Et puis il y a le lieu. Le Rockstore, cœur battant du rock montpelliérain depuis des décennies, avec ses murs qui ont vu défiler autant de guitares saturées que de nuits mémorables. Un endroit chargé d’histoires, d’échos, de légendes locales — parfait pour accueillir un artiste qui ne ressemble à personne.

Pour couronner le tout, les préventes sont proposées à tarif réduit : une raison de plus de verrouiller sa place avant que les retardataires ne se réveillent. Un petit bonus toujours appréciable quand on prépare sa prochaine sortie.
Mais à qui s’adresse vraiment cette soirée ? À tous ceux qui aiment être surpris, secoués, emportés. Aux fans de rock nerveux, aux amateurs d’humour grinçant, aux curieux qui préfèrent les concerts qui dérapent un peu plutôt que les spectacles trop lisses. À ceux qui veulent passer un moment simple, brut, vivant. Une seule précision : on parle ici d’un show à l’énergie parfois crue, plutôt réservé à un public averti — disons +18 ans, pour être tranquille.
Infos pratiques
- 20 rue de Verdun, 34000 Montpellier (Le Rockstore)
- Mercredi 19 novembre 2025, ouverture 19h30, concert à 20h
- Billets : À réserver dès maintenant via le site du Rockstore ou les plateformes habituelles
Attention, ça va décoiffer : Didier Super revient en scène. Sur son site officiel, on ne parle pas d’un « concert comme les autres », mais d’un « concert de malade » : « Didier Super et son groupe, c’est Didier Super avec des musiciens mais en plus accompagné par trois chanteuses… »
On y découvre un ton provocateur, un humour féroce, une autodérision assumée : « Le meilleur moyen de ne pas se faire casser les couilles par les féministes c’est d’être leur patron ». Derrière cette formule choc se cache un vrai parti pris artistique : l’irrévérence portée au rang de style, le rock brut mêlé à la satire sociale.
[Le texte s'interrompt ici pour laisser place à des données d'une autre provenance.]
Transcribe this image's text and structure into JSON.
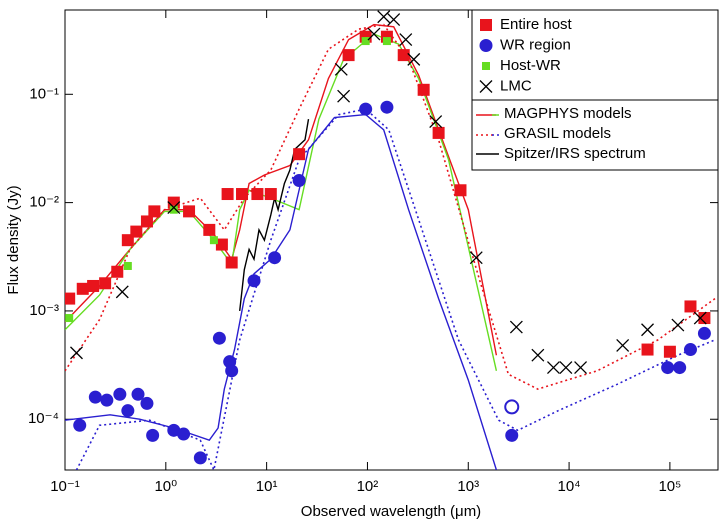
{
  "chart_data": {
    "type": "scatter",
    "xlabel": "Observed wavelength (μm)",
    "ylabel": "Flux density (Jy)",
    "log_x": true,
    "log_y": true,
    "xlim": [
      0.1,
      300000
    ],
    "ylim": [
      3.4e-05,
      0.6
    ],
    "xticks": [
      {
        "value": 0.1,
        "label": "10⁻¹"
      },
      {
        "value": 1,
        "label": "10⁰"
      },
      {
        "value": 10,
        "label": "10¹"
      },
      {
        "value": 100,
        "label": "10²"
      },
      {
        "value": 1000,
        "label": "10³"
      },
      {
        "value": 10000,
        "label": "10⁴"
      },
      {
        "value": 100000,
        "label": "10⁵"
      }
    ],
    "yticks": [
      {
        "value": 0.0001,
        "label": "10⁻⁴"
      },
      {
        "value": 0.001,
        "label": "10⁻³"
      },
      {
        "value": 0.01,
        "label": "10⁻²"
      },
      {
        "value": 0.1,
        "label": "10⁻¹"
      }
    ],
    "legend": "upper right",
    "series": [
      {
        "name": "Entire host",
        "color": "#e8141c",
        "marker": "square",
        "x": [
          0.11,
          0.15,
          0.19,
          0.25,
          0.33,
          0.42,
          0.51,
          0.65,
          0.77,
          1.2,
          1.7,
          2.7,
          3.6,
          4.5,
          4.1,
          5.7,
          8.1,
          11,
          21,
          65,
          96,
          156,
          229,
          361,
          508,
          837,
          60000,
          100000,
          160000,
          220000
        ],
        "y": [
          0.0013,
          0.0016,
          0.0017,
          0.0018,
          0.0023,
          0.0045,
          0.0054,
          0.0067,
          0.0083,
          0.01,
          0.0083,
          0.0056,
          0.0041,
          0.0028,
          0.012,
          0.012,
          0.012,
          0.012,
          0.028,
          0.23,
          0.34,
          0.34,
          0.23,
          0.11,
          0.044,
          0.013,
          0.00044,
          0.00042,
          0.0011,
          0.00086
        ]
      },
      {
        "name": "WR region",
        "color": "#2a1fd0",
        "marker": "circle",
        "x": [
          0.14,
          0.2,
          0.26,
          0.35,
          0.42,
          0.53,
          0.65,
          0.74,
          1.2,
          1.5,
          2.2,
          3.4,
          4.3,
          4.5,
          7.5,
          12,
          21,
          96,
          156,
          2700,
          95000,
          125000,
          160000,
          220000
        ],
        "y": [
          8.8e-05,
          0.00016,
          0.00015,
          0.00017,
          0.00012,
          0.00017,
          0.00014,
          7.1e-05,
          7.9e-05,
          7.3e-05,
          4.4e-05,
          0.00056,
          0.00034,
          0.00028,
          0.0019,
          0.0031,
          0.016,
          0.073,
          0.076,
          7.1e-05,
          0.0003,
          0.0003,
          0.00044,
          0.00062
        ],
        "open_x": [
          2700
        ],
        "open_y": [
          0.00013
        ]
      },
      {
        "name": "Host-WR",
        "color": "#66dd22",
        "marker": "small-square",
        "x": [
          0.11,
          0.42,
          1.2,
          3.0,
          96,
          156
        ],
        "y": [
          0.00086,
          0.0026,
          0.0086,
          0.0045,
          0.31,
          0.31
        ]
      },
      {
        "name": "LMC",
        "color": "#000000",
        "marker": "cross",
        "x": [
          0.13,
          0.37,
          1.2,
          55,
          58,
          116,
          145,
          182,
          240,
          288,
          475,
          1200,
          3000,
          4900,
          7000,
          9300,
          13000,
          34000,
          60000,
          120000,
          200000
        ],
        "y": [
          0.00041,
          0.0015,
          0.009,
          0.17,
          0.096,
          0.36,
          0.52,
          0.49,
          0.32,
          0.21,
          0.056,
          0.0031,
          0.00071,
          0.00039,
          0.0003,
          0.0003,
          0.0003,
          0.00048,
          0.00067,
          0.00074,
          0.00086
        ]
      }
    ],
    "models": [
      {
        "name": "MAGPHYS models",
        "dash": "solid",
        "curves": [
          {
            "color": "#e8141c",
            "x": [
              0.1,
              0.22,
              0.44,
              0.97,
              1.7,
              3.0,
              4.5,
              5.4,
              6.7,
              9.5,
              17,
              26,
              41,
              65,
              116,
              182,
              322,
              508,
              1000,
              1900
            ],
            "y": [
              0.00079,
              0.0017,
              0.0037,
              0.0086,
              0.0086,
              0.0051,
              0.003,
              0.0056,
              0.015,
              0.018,
              0.022,
              0.038,
              0.14,
              0.32,
              0.44,
              0.42,
              0.15,
              0.047,
              0.0086,
              0.00039
            ]
          },
          {
            "color": "#66dd22",
            "x": [
              0.1,
              0.22,
              0.44,
              0.97,
              1.7,
              3.0,
              4.5,
              5.4,
              6.7,
              11,
              21,
              33,
              58,
              116,
              204,
              322,
              637,
              1900
            ],
            "y": [
              0.00067,
              0.0014,
              0.0037,
              0.0083,
              0.0083,
              0.0045,
              0.0027,
              0.0086,
              0.013,
              0.011,
              0.0086,
              0.059,
              0.21,
              0.36,
              0.29,
              0.14,
              0.025,
              0.00028
            ]
          },
          {
            "color": "#2a1fd0",
            "x": [
              0.1,
              0.28,
              0.55,
              1.2,
              2.7,
              3.3,
              3.8,
              4.8,
              6.0,
              7.5,
              11,
              17,
              26,
              47,
              96,
              145,
              256,
              508,
              1000,
              1900
            ],
            "y": [
              9.8e-05,
              0.00011,
              0.0001,
              8.3e-05,
              6.4e-05,
              8.3e-05,
              0.00019,
              0.00044,
              0.0013,
              0.0022,
              0.003,
              0.0056,
              0.031,
              0.061,
              0.065,
              0.047,
              0.0086,
              0.0013,
              0.00023,
              3.4e-05
            ]
          }
        ]
      },
      {
        "name": "GRASIL models",
        "dash": "dotted",
        "curves": [
          {
            "color": "#e8141c",
            "x": [
              0.1,
              0.22,
              0.44,
              0.97,
              2.2,
              3.8,
              6.0,
              11,
              21,
              41,
              82,
              145,
              256,
              508,
              1300,
              2500,
              4900,
              19000,
              76000,
              280000
            ],
            "y": [
              0.00028,
              0.00083,
              0.0037,
              0.0086,
              0.011,
              0.0056,
              0.011,
              0.02,
              0.073,
              0.26,
              0.4,
              0.44,
              0.21,
              0.038,
              0.0019,
              0.00026,
              0.00019,
              0.00028,
              0.00054,
              0.0013
            ]
          },
          {
            "color": "#2a1fd0",
            "x": [
              0.13,
              0.22,
              0.69,
              2.2,
              3.0,
              5.4,
              11,
              21,
              52,
              96,
              163,
              322,
              800,
              2000,
              3100,
              7800,
              30000,
              120000,
              280000
            ],
            "y": [
              3.4e-05,
              8.8e-05,
              9.8e-05,
              6.4e-05,
              3.4e-05,
              0.00054,
              0.0045,
              0.025,
              0.065,
              0.073,
              0.047,
              0.007,
              0.00054,
              9.8e-05,
              7.9e-05,
              0.00012,
              0.00021,
              0.00039,
              0.00054
            ]
          }
        ]
      },
      {
        "name": "Spitzer/IRS spectrum",
        "dash": "solid",
        "curves": [
          {
            "color": "#000000",
            "x": [
              5.4,
              6.0,
              6.7,
              7.5,
              8.4,
              9.5,
              11,
              12,
              13,
              15,
              17,
              19,
              24,
              26
            ],
            "y": [
              0.001,
              0.0024,
              0.0037,
              0.003,
              0.0056,
              0.0045,
              0.0077,
              0.011,
              0.0086,
              0.015,
              0.02,
              0.031,
              0.038,
              0.059
            ]
          }
        ]
      }
    ]
  }
}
Ce que propose Didier Super, c’est un spectacle qui ne laisse pas indemne. Sur la page « Spectacles », on lit qu’après quinze ans d’égérie gauchiste « à l’arôme gauchisant d’un public allant de l’altermondialiste post-ado au retraité bobo sous « perfusion intellectuelle » de France Inter », il s’est mis « en marche » pour devenir « l’égérie de tous ». Autrement dit : un virage vers plus de rage, plus de dérision, plus de partage – pour un public qui n’a plus envie de se contenir.
L’ensemble fait de ce spectacle un OVNI dans l’univers du live : un concert punk, satirique, viscéral, déjanté — un moment à part. À la fois pour ceux qui aiment le rock qui cogne, mais aussi pour ceux qui aiment l’humour noir, frontal, un peu borderline, qui pose des questions tout en rigolant.